Investors should ask their financial advisors about the proposal and how it could affect them. Investors should also make sure that their financial advisors are meeting their fiduciary obligations.
What is the DOL fiduciary rule?
The DOL fiduciary rule is a regulation that requires financial advisors to act in the best interests of their clients. The rule applies to advisors who provide advice about retirement accounts, such as individual retirement accounts (IRAs) and 401(k) plans.
The DOL fiduciary rule was first proposed in 2016, but it was blocked by the courts. The Trump administration issued a new fiduciary rule in 2017, but it was also blocked by the courts.
The Biden administration has proposed a new Department of Labor fiduciary rule, which is expected to be released in the next few weeks. The new rule is expected to be similar to the Obama administration rule, which was blocked by the courts.
Why is the insurance industry opposed to the DOL fiduciary rule?
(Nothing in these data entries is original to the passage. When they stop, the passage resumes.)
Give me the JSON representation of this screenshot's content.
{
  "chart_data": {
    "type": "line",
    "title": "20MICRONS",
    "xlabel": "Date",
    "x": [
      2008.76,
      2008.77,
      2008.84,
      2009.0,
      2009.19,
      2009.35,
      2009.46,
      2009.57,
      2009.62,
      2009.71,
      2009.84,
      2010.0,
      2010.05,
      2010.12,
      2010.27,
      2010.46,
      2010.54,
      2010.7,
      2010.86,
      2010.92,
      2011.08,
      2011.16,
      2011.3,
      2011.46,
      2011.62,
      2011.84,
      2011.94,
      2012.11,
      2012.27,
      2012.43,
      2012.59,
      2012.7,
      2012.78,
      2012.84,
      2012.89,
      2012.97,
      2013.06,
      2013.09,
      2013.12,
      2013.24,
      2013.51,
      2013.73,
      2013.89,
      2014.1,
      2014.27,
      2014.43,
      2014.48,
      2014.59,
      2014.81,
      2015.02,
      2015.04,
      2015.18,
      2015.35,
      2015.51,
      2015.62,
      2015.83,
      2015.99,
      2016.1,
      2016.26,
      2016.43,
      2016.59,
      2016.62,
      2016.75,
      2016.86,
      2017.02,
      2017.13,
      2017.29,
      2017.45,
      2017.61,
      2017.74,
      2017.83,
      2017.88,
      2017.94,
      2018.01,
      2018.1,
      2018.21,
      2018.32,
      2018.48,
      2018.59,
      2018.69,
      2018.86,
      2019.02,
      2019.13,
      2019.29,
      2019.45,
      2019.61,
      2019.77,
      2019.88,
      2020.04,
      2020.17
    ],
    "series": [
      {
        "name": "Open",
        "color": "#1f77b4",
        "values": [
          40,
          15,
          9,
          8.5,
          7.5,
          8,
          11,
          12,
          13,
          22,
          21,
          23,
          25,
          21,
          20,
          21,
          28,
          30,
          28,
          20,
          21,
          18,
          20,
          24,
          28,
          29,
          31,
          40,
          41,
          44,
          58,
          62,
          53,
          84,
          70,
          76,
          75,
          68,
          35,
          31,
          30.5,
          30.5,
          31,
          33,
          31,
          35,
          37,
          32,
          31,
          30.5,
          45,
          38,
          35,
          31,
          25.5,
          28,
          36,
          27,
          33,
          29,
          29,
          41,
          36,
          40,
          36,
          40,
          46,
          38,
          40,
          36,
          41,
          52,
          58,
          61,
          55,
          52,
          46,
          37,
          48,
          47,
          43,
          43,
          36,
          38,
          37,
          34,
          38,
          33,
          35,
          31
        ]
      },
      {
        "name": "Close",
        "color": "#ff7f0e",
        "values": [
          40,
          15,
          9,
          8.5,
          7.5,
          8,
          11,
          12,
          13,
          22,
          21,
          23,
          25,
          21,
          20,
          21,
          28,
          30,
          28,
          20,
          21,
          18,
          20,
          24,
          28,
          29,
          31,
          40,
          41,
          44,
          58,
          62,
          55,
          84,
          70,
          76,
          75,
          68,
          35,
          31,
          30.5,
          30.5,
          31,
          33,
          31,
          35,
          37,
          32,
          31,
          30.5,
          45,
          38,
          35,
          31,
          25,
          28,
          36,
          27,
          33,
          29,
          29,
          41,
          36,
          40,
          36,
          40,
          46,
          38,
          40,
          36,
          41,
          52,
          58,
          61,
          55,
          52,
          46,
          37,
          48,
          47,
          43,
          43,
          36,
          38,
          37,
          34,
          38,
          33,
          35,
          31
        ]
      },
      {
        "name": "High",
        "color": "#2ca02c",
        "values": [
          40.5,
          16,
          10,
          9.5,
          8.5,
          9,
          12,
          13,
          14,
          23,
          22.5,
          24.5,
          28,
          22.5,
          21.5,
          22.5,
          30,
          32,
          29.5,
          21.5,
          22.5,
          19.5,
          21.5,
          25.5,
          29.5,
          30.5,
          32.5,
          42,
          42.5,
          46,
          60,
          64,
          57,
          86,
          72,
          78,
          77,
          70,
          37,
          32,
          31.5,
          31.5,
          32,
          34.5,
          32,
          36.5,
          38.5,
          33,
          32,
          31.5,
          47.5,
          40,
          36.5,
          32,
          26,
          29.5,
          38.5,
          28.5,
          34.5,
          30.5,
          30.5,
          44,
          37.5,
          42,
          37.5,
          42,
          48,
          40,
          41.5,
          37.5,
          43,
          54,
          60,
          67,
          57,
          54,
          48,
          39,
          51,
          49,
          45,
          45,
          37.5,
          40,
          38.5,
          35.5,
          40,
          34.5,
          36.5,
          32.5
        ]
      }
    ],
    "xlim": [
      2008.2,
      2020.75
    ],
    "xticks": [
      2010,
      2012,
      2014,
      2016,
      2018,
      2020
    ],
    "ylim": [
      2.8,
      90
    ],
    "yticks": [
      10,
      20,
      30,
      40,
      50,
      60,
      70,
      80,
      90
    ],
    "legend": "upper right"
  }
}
The insurance industry is opposed to the DOL fiduciary rule because it believes that the rule would make it more expensive for them to provide financial advice. The insurance industry also argues that the rule would hurt middle- and low-income savers.
What should investors do?
Investors should ask their financial advisors about the Department of Labor’s latest proposal on fiduciary rules and how it could affect them. Investors should also make sure that their financial advisors are meeting their fiduciary obligations.